Feto fino
Cystopteris dickieana R. Sim
Embora também seja nosso hábito determo-nos junto a fontes e regatos para matar a sede com água sem desinfectante, o mais das vezes só queremos observar as plantas que vicejam sob tão copiosa rega. Uma velha pia de granito com um fio de água a escorrer é um viveiro de especialidades que só naquele nicho poderiam surgir, e não uns metros ao lado. Que artes mágicas foram as delas para que as sementes pioneiras caíssem e germinassem no sítio exacto? Aqui é preciso pôr travão na retórica, porque nem tudo quanto é verde nasce de semente. Os fetos, como é sabido, reproduzem-se por esporos. E mesmo certas plantas com flor têm recursos para se propagarem vegetativamente quando falha a sementeira: o trevo-azedo (Oxalis pes-caprae), sul-africano de origem, é dos piores invasores vegetais em Portugal apesar de não produzir sementes no nosso clima.

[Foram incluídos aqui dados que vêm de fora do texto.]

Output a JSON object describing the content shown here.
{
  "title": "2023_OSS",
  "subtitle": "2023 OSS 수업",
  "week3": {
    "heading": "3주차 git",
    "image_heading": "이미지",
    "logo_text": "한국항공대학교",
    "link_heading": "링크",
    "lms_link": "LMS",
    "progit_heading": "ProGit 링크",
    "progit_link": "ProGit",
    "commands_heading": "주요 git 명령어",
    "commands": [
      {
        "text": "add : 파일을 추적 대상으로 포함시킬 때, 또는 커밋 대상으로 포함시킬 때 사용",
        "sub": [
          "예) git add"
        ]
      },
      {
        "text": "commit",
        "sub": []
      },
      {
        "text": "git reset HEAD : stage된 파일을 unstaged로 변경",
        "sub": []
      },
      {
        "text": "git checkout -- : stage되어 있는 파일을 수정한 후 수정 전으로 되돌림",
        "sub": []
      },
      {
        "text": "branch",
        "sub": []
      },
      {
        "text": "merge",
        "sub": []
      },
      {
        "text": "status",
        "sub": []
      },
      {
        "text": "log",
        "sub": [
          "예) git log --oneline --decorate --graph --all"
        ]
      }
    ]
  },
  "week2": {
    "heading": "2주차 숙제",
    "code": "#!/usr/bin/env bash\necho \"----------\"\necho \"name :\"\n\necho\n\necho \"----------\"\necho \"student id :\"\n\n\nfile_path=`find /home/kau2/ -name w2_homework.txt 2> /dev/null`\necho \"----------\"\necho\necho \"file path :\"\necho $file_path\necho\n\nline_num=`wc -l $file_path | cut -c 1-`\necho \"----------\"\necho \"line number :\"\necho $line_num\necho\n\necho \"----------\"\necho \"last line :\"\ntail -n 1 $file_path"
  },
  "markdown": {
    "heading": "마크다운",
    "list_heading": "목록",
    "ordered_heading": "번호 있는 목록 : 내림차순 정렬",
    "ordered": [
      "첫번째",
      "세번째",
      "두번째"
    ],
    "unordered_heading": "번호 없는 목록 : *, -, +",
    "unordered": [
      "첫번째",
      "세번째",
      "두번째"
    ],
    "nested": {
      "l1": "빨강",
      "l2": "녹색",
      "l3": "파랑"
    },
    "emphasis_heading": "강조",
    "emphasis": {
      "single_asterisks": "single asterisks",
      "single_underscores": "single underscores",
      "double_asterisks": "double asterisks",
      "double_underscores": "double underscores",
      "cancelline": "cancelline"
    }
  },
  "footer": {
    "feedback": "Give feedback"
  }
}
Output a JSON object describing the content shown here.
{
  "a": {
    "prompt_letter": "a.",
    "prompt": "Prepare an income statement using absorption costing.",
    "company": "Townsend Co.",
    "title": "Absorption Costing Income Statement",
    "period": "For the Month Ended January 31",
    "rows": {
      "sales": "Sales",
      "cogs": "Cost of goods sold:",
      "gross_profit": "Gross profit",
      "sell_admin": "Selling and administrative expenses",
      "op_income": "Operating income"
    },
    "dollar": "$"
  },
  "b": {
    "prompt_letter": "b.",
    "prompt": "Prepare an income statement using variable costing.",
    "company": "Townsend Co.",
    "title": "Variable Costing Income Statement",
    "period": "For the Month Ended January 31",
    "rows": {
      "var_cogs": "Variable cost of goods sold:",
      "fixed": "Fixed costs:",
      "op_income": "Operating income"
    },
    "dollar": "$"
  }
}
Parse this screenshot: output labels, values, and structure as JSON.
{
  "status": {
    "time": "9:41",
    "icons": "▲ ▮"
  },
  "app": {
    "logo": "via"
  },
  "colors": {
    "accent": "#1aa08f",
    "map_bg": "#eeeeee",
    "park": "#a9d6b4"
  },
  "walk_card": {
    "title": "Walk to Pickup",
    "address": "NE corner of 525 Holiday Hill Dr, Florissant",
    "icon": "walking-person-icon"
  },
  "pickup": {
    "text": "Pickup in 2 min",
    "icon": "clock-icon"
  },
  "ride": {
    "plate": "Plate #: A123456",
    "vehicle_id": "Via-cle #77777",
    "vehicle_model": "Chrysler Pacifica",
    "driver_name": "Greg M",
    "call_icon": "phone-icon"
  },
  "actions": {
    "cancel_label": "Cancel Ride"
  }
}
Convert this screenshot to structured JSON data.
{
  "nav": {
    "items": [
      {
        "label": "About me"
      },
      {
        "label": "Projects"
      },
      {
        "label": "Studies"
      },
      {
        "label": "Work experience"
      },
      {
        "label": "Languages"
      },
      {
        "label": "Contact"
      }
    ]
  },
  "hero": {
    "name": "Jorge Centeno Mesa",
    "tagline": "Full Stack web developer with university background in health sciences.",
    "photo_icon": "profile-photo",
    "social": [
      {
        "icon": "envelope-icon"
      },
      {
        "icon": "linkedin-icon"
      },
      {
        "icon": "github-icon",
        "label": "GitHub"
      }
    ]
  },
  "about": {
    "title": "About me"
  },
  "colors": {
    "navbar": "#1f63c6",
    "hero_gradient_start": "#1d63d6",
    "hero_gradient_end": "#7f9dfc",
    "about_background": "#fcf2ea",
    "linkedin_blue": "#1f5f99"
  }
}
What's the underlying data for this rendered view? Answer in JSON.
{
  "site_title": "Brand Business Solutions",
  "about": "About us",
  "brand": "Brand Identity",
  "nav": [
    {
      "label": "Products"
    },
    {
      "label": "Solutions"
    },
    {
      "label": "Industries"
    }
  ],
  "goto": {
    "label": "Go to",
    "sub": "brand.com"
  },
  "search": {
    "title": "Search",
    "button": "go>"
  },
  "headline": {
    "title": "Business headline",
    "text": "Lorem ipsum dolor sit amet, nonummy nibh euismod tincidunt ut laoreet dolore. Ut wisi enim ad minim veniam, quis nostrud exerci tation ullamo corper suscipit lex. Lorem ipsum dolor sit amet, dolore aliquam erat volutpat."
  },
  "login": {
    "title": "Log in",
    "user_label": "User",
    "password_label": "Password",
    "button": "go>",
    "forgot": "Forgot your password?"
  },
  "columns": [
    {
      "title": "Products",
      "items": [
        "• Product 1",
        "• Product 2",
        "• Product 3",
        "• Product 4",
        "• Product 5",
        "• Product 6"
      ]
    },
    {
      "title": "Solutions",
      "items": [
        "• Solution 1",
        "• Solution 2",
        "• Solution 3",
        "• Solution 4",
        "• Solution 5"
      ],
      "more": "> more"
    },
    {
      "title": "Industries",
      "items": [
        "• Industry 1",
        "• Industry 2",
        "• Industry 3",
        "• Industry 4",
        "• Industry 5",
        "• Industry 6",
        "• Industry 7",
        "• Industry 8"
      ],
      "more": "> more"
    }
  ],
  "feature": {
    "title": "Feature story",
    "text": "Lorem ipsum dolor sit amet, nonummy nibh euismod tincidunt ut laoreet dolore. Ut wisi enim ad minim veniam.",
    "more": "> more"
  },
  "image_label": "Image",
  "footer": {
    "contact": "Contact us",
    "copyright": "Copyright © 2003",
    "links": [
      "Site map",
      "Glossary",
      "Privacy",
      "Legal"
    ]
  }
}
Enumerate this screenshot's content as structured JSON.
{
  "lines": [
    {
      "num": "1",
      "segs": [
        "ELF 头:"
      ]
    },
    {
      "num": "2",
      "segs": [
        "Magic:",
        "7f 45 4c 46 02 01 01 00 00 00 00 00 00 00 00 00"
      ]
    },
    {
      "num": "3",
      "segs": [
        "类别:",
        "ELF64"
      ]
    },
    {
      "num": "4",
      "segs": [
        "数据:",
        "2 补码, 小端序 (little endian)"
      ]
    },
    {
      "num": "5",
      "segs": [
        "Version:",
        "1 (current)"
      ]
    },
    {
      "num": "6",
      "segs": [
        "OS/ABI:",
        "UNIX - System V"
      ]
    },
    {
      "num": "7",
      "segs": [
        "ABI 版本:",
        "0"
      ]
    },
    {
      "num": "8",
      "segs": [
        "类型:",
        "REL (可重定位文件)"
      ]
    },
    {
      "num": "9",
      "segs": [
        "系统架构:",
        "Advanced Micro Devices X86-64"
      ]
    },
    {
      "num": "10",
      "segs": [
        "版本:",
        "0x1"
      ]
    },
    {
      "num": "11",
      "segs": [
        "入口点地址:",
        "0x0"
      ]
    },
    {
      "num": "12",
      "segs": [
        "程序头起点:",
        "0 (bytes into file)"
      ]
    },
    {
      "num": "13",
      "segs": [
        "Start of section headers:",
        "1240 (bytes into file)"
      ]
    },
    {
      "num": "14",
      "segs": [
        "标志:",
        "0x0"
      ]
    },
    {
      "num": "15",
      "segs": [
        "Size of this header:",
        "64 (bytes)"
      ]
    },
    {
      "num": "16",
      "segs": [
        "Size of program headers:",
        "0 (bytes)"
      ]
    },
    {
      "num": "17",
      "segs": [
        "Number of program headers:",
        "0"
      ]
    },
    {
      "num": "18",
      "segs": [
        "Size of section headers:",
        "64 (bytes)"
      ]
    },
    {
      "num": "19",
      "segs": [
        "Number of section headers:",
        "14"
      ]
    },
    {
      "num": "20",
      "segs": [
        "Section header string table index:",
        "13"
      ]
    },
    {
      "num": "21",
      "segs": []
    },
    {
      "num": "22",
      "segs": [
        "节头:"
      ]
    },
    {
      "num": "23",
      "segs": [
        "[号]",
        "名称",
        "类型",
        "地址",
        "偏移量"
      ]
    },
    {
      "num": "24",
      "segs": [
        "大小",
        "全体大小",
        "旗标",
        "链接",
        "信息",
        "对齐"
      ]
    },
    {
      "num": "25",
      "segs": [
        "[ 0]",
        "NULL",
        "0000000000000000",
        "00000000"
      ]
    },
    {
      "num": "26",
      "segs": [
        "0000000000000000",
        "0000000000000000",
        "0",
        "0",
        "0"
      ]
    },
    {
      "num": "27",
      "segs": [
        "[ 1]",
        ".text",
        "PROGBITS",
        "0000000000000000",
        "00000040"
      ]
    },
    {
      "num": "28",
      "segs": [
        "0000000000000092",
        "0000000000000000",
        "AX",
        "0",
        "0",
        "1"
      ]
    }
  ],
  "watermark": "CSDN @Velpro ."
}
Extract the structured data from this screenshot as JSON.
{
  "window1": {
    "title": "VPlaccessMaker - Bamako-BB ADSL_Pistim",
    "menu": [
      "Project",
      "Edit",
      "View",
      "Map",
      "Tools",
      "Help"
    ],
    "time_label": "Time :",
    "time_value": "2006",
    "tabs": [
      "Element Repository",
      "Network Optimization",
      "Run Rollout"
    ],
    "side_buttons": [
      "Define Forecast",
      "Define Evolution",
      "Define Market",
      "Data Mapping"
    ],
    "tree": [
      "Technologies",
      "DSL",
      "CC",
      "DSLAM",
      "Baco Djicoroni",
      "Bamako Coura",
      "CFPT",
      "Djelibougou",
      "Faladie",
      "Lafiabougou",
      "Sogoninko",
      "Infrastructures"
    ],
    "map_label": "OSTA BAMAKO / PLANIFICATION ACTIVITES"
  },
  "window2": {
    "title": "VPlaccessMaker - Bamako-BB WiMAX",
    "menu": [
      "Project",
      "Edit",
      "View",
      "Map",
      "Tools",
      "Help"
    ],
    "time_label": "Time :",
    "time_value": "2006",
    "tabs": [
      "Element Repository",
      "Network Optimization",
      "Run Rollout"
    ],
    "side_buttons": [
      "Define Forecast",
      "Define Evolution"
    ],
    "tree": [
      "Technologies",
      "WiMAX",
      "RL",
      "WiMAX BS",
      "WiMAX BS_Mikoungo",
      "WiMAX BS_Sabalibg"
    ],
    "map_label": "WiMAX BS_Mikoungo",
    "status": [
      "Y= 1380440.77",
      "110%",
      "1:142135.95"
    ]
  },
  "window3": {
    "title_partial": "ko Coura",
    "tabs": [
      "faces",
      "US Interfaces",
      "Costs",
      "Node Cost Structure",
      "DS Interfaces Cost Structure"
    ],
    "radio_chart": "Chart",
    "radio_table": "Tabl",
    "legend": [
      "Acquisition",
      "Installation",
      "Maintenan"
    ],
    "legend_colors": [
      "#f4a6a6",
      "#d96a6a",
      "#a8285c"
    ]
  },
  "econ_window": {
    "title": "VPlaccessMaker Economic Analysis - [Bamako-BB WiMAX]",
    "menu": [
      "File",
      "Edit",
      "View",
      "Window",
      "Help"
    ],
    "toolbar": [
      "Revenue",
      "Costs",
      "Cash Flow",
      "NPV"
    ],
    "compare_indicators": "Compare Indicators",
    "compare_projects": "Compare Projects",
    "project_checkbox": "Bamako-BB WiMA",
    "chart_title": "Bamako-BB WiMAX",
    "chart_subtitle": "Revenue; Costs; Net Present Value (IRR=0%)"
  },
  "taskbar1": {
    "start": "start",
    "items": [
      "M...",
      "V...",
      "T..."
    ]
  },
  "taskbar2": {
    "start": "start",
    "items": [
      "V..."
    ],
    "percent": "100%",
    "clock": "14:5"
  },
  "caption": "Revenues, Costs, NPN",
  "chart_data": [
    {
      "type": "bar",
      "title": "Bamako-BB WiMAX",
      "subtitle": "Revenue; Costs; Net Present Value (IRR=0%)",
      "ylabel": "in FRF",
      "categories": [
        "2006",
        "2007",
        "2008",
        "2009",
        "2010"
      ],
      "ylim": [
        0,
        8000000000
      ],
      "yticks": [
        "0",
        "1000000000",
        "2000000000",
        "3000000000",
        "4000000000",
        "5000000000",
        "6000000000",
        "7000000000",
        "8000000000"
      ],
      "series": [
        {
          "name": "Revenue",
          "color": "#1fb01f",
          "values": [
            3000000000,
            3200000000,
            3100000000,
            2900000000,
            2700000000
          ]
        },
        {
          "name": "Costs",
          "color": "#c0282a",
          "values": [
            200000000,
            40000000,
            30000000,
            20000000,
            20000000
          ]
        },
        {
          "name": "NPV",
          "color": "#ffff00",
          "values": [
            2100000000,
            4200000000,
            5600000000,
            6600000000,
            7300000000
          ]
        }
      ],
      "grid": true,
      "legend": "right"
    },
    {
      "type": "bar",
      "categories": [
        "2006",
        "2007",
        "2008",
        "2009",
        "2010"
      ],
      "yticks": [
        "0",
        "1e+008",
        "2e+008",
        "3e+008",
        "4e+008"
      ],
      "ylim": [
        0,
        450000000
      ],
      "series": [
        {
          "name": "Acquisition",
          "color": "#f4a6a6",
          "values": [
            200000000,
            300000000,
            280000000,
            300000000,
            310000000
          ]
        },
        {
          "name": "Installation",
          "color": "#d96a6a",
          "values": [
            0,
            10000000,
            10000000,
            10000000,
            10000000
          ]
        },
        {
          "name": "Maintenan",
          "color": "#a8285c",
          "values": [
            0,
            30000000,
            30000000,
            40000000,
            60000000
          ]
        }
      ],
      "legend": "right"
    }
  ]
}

Falávamos porém de fontes e de fetos. Muitos fetos (nem todos) têm uma afinidade especial com a água, e por isso o ditado «não há fonte sem feto» teria plena justificação para existir. Entre os que se encontram ocasionalmente nestes locais contam-se os do género Cystopteris, com folhas bipinadas de cerca de 30 cm de comprimento, por vezes bastante menores, dispostas em tufos. A um olhar menos treinado o recorte das frondes pode levar à confusão com algum Asplenium. No entanto, as folhas do Cystopteris são finas e frágeis, de um verde pálido, em contraste com as folhas escuras e semi-coriáceas do A. billotii e do A. onopteris. E há outra diferença importante: no Cystopteris os esporângios estão protegidos por indúsios lanceolados, enquanto que no Asplenium os indúsios são lineares (sem o auxílio de lupa, ou em fotos de fraca nitidez, notar-se-á a diferença entre um ponto e um travessão).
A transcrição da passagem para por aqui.